Anti-American School Officials Expel Innocent Boy
|April 16, 2002||Posted by Staff under Archive, Progress Report, The Progress Report|
The World’s Stupidest School Officials?
ACLU Defends Ohio 8th Grader Expelled for Humorous Web Site Created at Home
Out-of-control anti-American school officials have attacked the free speech of one of their students. The American Civil Liberties Union (ACLU) is defending the student and the U.S. Constitution. Here are the details.
CLEVELAND–The American Civil Liberties Union of Ohio today filed a federal lawsuit challenging the suspension and expulsion of an 8th grade student over a web site he and his friends created off-campus.
Jonathon Coy, now 15, together with several friends created an off-campus web site dedicated to skateboarding and humor. In April 2001, officials at North Canton Middle School suspended him for five days and then placed him on school expulsion until November.
“This is yet another sad example of school officials reacting hysterically to innocent student expression,” said Raymond Vasvari, Legal Director of the American Civil Liberties Union of Ohio, which is representing the Coy family in federal court. “What students say and do on their own time is between them and their parents, and is not the business of over-zealous administrators.”
Nothing on the site was obscene, Vasvari noted, and teachers, administrators and the North Canton Schools generally were not even mentioned.

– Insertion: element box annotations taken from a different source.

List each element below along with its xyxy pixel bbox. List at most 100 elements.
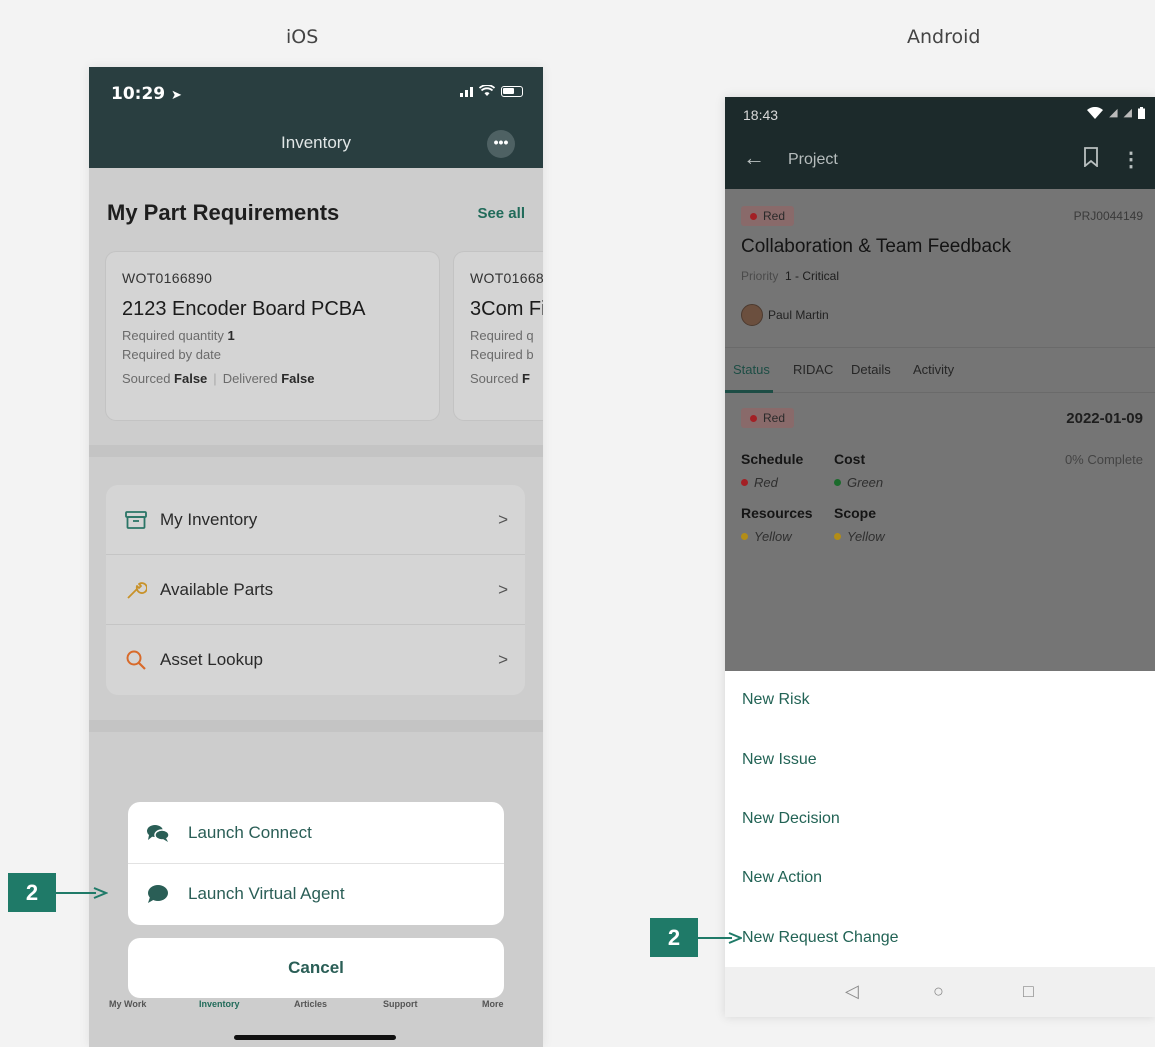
part-card[interactable]: WOT0166890 2123 Encoder Board PCBA Requi… <box>106 252 439 420</box>
avatar <box>741 304 763 326</box>
android-toolbar: 18:43 ◢ ◢ ← Project ⋮ <box>725 97 1155 189</box>
project-title: Collaboration & Team Feedback <box>741 236 1012 257</box>
battery-icon <box>1138 106 1145 119</box>
chat-bubble-icon <box>146 884 170 904</box>
cost-label: Cost <box>834 451 866 467</box>
search-icon <box>123 649 149 671</box>
android-column-title: Android <box>907 26 981 48</box>
percent-complete: 0% Complete <box>1064 452 1143 467</box>
tab-articles[interactable]: Articles <box>294 999 327 1009</box>
part-card[interactable]: WOT01668 3Com Fi Required q Required b S… <box>454 252 543 420</box>
launch-connect-label: Launch Connect <box>188 822 312 842</box>
system-nav-bar: ◁ ○ □ <box>725 967 1155 1017</box>
tab-my-work[interactable]: My Work <box>109 999 146 1009</box>
tab-more[interactable]: More <box>482 999 504 1009</box>
status-icons: ◢ ◢ <box>1087 106 1145 119</box>
page-title: Inventory <box>281 133 351 152</box>
bottom-sheet-menu: New Risk New Issue New Decision New Acti… <box>725 671 1155 967</box>
card-quantity: Required quantity 1 <box>122 328 235 343</box>
more-vertical-icon[interactable]: ⋮ <box>1121 147 1141 172</box>
card-number: WOT01668 <box>470 270 543 286</box>
status-icons <box>460 85 523 97</box>
card-quantity: Required q <box>470 328 534 343</box>
card-number: WOT0166890 <box>122 270 213 286</box>
page-title: Project <box>788 151 838 168</box>
inventory-menu: My Inventory > Available Parts > Asset L… <box>106 485 525 695</box>
bookmark-icon[interactable] <box>1083 147 1099 172</box>
section-divider <box>89 445 543 457</box>
status-time: 10:29 ➤ <box>111 84 182 104</box>
cancel-button[interactable]: Cancel <box>128 938 504 998</box>
menu-item-available-parts[interactable]: Available Parts > <box>106 555 525 625</box>
schedule-value: Red <box>741 475 778 490</box>
section-divider <box>89 720 543 732</box>
wifi-icon <box>1087 106 1104 119</box>
chevron-right-icon: > <box>498 650 508 669</box>
ios-column-title: iOS <box>286 26 319 48</box>
status-dot-icon <box>750 414 757 422</box>
state-badge: Red <box>741 206 795 226</box>
menu-item-label: Asset Lookup <box>160 650 264 669</box>
tab-strip: Status RIDAC Details Activity <box>725 347 1155 393</box>
tab-details[interactable]: Details <box>851 362 891 377</box>
schedule-label: Schedule <box>741 451 804 467</box>
tab-inventory[interactable]: Inventory <box>199 999 240 1009</box>
menu-item-label: Available Parts <box>160 579 274 599</box>
scope-label: Scope <box>834 505 877 521</box>
status-dot-icon <box>750 212 757 220</box>
new-request-change-item[interactable]: New Request Change <box>742 929 899 947</box>
scope-value: Yellow <box>834 529 885 544</box>
launch-connect-button[interactable]: Launch Connect <box>128 802 504 863</box>
back-arrow-icon[interactable]: ← <box>743 145 765 171</box>
callout-android: 2 <box>650 918 742 957</box>
menu-item-label: My Inventory <box>160 509 258 529</box>
chevron-right-icon: > <box>498 579 508 599</box>
signal-icon <box>460 85 473 97</box>
active-tab-indicator <box>725 390 773 393</box>
card-name: 3Com Fi <box>470 298 543 320</box>
section-title: My Part Requirements <box>107 200 340 225</box>
menu-item-my-inventory[interactable]: My Inventory > <box>106 485 525 555</box>
nav-recents-icon[interactable]: □ <box>1023 981 1034 1002</box>
callout-number: 2 <box>8 873 56 912</box>
launch-virtual-agent-button[interactable]: Launch Virtual Agent <box>128 863 504 924</box>
callout-arrow-icon <box>698 931 742 944</box>
wrench-icon <box>123 579 149 601</box>
tab-activity[interactable]: Activity <box>913 362 954 377</box>
home-indicator <box>234 1035 396 1040</box>
action-sheet: Launch Connect Launch Virtual Agent <box>128 802 504 925</box>
new-decision-item[interactable]: New Decision <box>742 810 840 828</box>
resources-label: Resources <box>741 505 813 521</box>
menu-item-asset-lookup[interactable]: Asset Lookup > <box>106 625 525 695</box>
no-signal-icon: ◢ <box>1109 107 1118 119</box>
card-name: 2123 Encoder Board PCBA <box>122 298 366 320</box>
callout-number: 2 <box>650 918 698 957</box>
card-date: Required b <box>470 347 534 362</box>
assigned-user[interactable]: Paul Martin <box>741 304 829 326</box>
cost-value: Green <box>834 475 883 490</box>
archive-box-icon <box>123 509 149 531</box>
tab-ridac[interactable]: RIDAC <box>793 362 833 377</box>
ios-screen: 10:29 ➤ Inventory ••• My Part Requiremen… <box>89 67 543 1047</box>
new-risk-item[interactable]: New Risk <box>742 691 810 709</box>
priority: Priority 1 - Critical <box>741 269 840 283</box>
see-all-link[interactable]: See all <box>477 205 525 222</box>
callout-ios: 2 <box>8 873 108 912</box>
new-issue-item[interactable]: New Issue <box>742 751 817 769</box>
tab-status[interactable]: Status <box>733 362 770 377</box>
callout-arrow-icon <box>56 886 108 899</box>
status-time: 18:43 <box>743 107 779 123</box>
tab-support[interactable]: Support <box>383 999 418 1009</box>
ellipsis-icon[interactable]: ••• <box>487 130 515 158</box>
chevron-right-icon: > <box>498 509 508 529</box>
battery-icon <box>501 85 523 97</box>
status-badge: Red <box>741 408 795 428</box>
nav-back-icon[interactable]: ◁ <box>845 981 859 1002</box>
status-date: 2022-01-09 <box>1066 410 1143 427</box>
nav-home-icon[interactable]: ○ <box>933 981 944 1002</box>
new-action-item[interactable]: New Action <box>742 869 822 887</box>
chat-bubbles-icon <box>146 823 170 843</box>
no-signal-icon: ◢ <box>1123 107 1132 119</box>
android-screen: 18:43 ◢ ◢ ← Project ⋮ Red PRJ0044149 Col… <box>725 97 1155 1017</box>
ios-navbar: 10:29 ➤ Inventory ••• <box>89 67 543 168</box>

Despite this, school officials charged Coy with bullying. Local police were also sent to the Coy household to review the site with Jonathon’s parents, but could find nothing wrong with it.
The web site, which Coy created on his home computer on his own time, featured him and friends in humorous photos and focused on skateboarding, videography and juvenile humor.
The Supreme Court has held that schools may limit student speech in connection with school activities and events, but has never allowed administrators to censor student speech off campus, the ACLU said in legal papers.
“Schools have got to stop playing fast and loose with the constitutional rights of their students,” said Jillian Davis, ACLU Staff Counsel, who also represents Coy. “Jonathan Coy is the latest victim of the zero-tolerance mindset of our schools. He did nothing wrong, but has suffered academically and emotionally as a result of his punishment. This has to stop.”
The ACLU is asking the federal court to declare the school’s action unconstitutional, to end Jonathan’s expulsion and erase it from his record. The lawsuit also seeks money damages.